Asimismo, Marc Bloch, si pone más atención a lo colectivo  que a lo individual, no por ello deja de hacer del individuo uno  de los polos de interés de la historia. Dice de la investigación  histórica "que debe volverse de preferencia hacia el individuo o  hacia la sociedad":…” "El hombre es la ciencia  de las sociedades humanas", observando que "tal vez sea  reducir en exceso, en la historia, la parte del individuo". Por  último y sobre todo una parte importante del capítulo V, que  se quedó inconclusa y sin título definitivo, iba a ser consagrada  al individuo.

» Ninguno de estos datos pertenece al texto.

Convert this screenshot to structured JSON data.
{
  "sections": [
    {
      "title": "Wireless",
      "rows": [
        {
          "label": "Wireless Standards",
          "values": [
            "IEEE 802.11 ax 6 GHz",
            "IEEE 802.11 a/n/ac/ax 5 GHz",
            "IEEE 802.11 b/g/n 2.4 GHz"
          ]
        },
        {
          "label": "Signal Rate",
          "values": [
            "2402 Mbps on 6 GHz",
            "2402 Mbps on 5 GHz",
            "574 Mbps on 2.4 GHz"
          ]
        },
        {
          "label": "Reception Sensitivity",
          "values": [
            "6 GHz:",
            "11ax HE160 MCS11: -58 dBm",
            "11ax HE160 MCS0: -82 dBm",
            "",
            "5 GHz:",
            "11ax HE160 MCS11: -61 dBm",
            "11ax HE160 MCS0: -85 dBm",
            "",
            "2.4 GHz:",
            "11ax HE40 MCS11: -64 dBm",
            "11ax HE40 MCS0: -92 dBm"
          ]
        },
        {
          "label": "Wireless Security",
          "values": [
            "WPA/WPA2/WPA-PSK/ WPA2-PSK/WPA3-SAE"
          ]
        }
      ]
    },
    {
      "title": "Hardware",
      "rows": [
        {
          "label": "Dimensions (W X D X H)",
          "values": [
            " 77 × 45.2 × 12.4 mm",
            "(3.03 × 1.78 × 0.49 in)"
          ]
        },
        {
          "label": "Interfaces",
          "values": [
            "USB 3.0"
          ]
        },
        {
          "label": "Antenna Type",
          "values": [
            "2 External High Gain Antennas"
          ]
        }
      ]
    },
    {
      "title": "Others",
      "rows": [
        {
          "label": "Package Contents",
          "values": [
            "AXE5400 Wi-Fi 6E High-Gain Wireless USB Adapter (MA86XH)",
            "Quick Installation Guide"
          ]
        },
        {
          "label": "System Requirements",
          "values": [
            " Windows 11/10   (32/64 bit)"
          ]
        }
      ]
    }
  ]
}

Después de hacer rabiar a Paul Valéry, a quien más adelante  reprochará su desconocimiento sobre lo que es la verdadera historia  y justificar la ignorancia, declarando que la historia es "el  producto más peligroso que haya elaborado la química del  intelecto", define su concepción de la historia y el objeto de su  libro.

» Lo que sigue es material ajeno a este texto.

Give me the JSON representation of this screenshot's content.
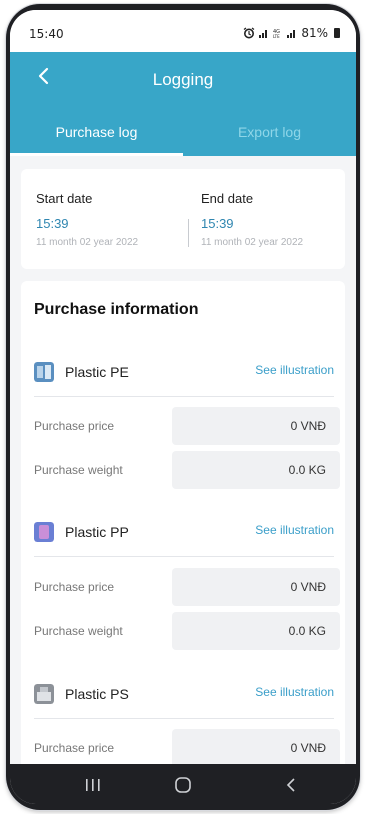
{
  "status": {
    "time": "15:40",
    "battery": "81%"
  },
  "header": {
    "title": "Logging"
  },
  "tabs": [
    {
      "label": "Purchase log",
      "active": true
    },
    {
      "label": "Export log",
      "active": false
    }
  ],
  "dates": {
    "start": {
      "label": "Start date",
      "time": "15:39",
      "date": "11 month 02 year 2022"
    },
    "end": {
      "label": "End date",
      "time": "15:39",
      "date": "11 month 02 year 2022"
    }
  },
  "purchase": {
    "title": "Purchase information",
    "see_label": "See illustration",
    "items": [
      {
        "name": "Plastic PE",
        "icon": "plastic-pe-icon",
        "price_label": "Purchase price",
        "price": "0  VNĐ",
        "weight_label": "Purchase weight",
        "weight": "0.0  KG"
      },
      {
        "name": "Plastic PP",
        "icon": "plastic-pp-icon",
        "price_label": "Purchase price",
        "price": "0  VNĐ",
        "weight_label": "Purchase weight",
        "weight": "0.0  KG"
      },
      {
        "name": "Plastic PS",
        "icon": "plastic-ps-icon",
        "price_label": "Purchase price",
        "price": "0  VNĐ"
      }
    ]
  },
  "colors": {
    "primary": "#38a6c8",
    "link": "#3a9ec9",
    "date_value": "#2f86b0"
  }
}
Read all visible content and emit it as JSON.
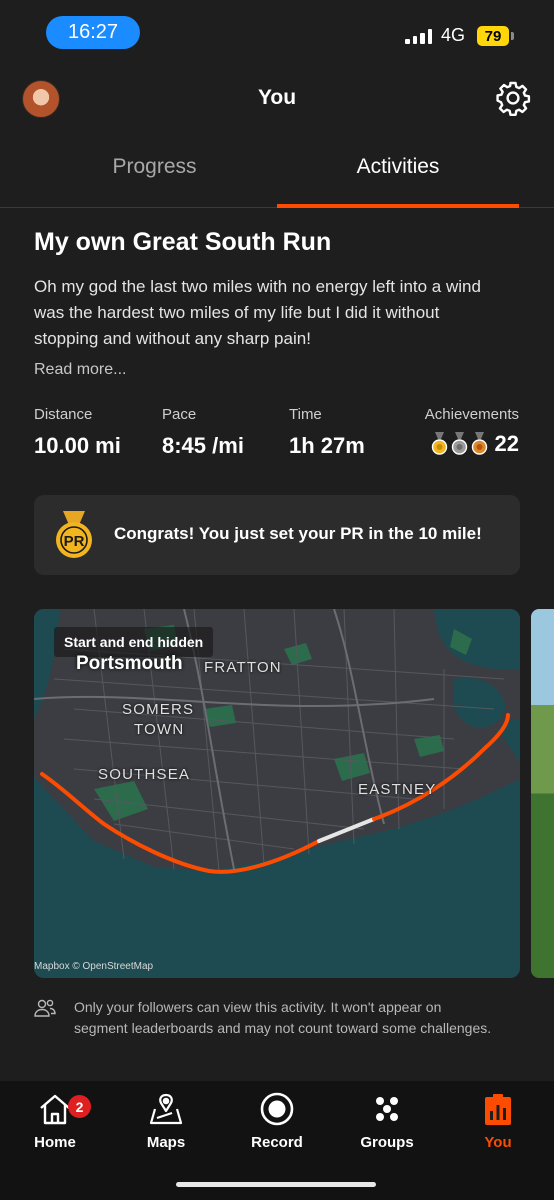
{
  "status_bar": {
    "time": "16:27",
    "network": "4G",
    "battery": "79"
  },
  "header": {
    "title": "You"
  },
  "tabs": [
    {
      "label": "Progress",
      "active": false
    },
    {
      "label": "Activities",
      "active": true
    }
  ],
  "activity": {
    "title": "My own Great South Run",
    "description": "Oh my god the last two miles with no energy left into a wind was the hardest two miles of my life but I did it without stopping and without any sharp pain!",
    "read_more": "Read more...",
    "stats": [
      {
        "label": "Distance",
        "value": "10.00 mi"
      },
      {
        "label": "Pace",
        "value": "8:45 /mi"
      },
      {
        "label": "Time",
        "value": "1h 27m"
      }
    ],
    "achievements": {
      "label": "Achievements",
      "count": "22"
    },
    "pr_message": "Congrats! You just set your PR in the 10 mile!",
    "pr_badge_text": "PR",
    "map": {
      "hidden_label": "Start and end hidden",
      "city": "Portsmouth",
      "labels": [
        "FRATTON",
        "SOMERS",
        "TOWN",
        "SOUTHSEA",
        "EASTNEY"
      ],
      "credit": "Mapbox © OpenStreetMap"
    },
    "privacy_note": "Only your followers can view this activity. It won't appear on segment leaderboards and may not count toward some challenges."
  },
  "nav": {
    "items": [
      {
        "label": "Home",
        "badge": "2"
      },
      {
        "label": "Maps"
      },
      {
        "label": "Record"
      },
      {
        "label": "Groups"
      },
      {
        "label": "You",
        "active": true
      }
    ]
  },
  "colors": {
    "accent": "#fc4c02",
    "background": "#1e1e1e",
    "card": "#2c2c2c",
    "status_time_pill": "#1a8cff",
    "battery": "#ffd60a"
  }
}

La historia que él y sus amigos historiadores desean es una  "historia a la vez ensanchada y llevada a la profundidad". A la  historia estrecha y superficial de los historiadores  "positivistas", Marc Bloch opone este afán de ensanchamiento y  de profundización del dominio de la historia. Hacer algo grande  y profundo es lo esencial del movimiento que, aún hoy, sigue  animando a los historiadores inspirados por el espíritu de los  Annales. "Nuevos problemas, nuevos enfoques, nuevos  objetos": tal es el triple ensanchamiento que en 1974, siguiendo a Marc Bloch, pedimos Pierre Nora y yo a un grupo de  historiadores en la colección Faire de l'histoire. Todavía se puede
ir más a fondo, pues si las investigaciones sobre las mentalidades  y las sensibilidades han esbozado este descenso de los  historiadores a las profundidades de la historia, aún queda mucho  por hacer. El psicoanálisis prudentemente evocado por Marc Bloch,  aquí y allá, en este libro y en La Société féodale no penetró  verdaderamente en la reflexión de los historiadores”…
…”En cuanto a los designios del libro, la defensa y la ilustración  de la ciencia histórica se sitúan sobre todo al nivel del oficio:
"Decir cómo y por qué un historiador practica su oficio", redactar  "el momento de un artesano", "el cuaderno de un compañero".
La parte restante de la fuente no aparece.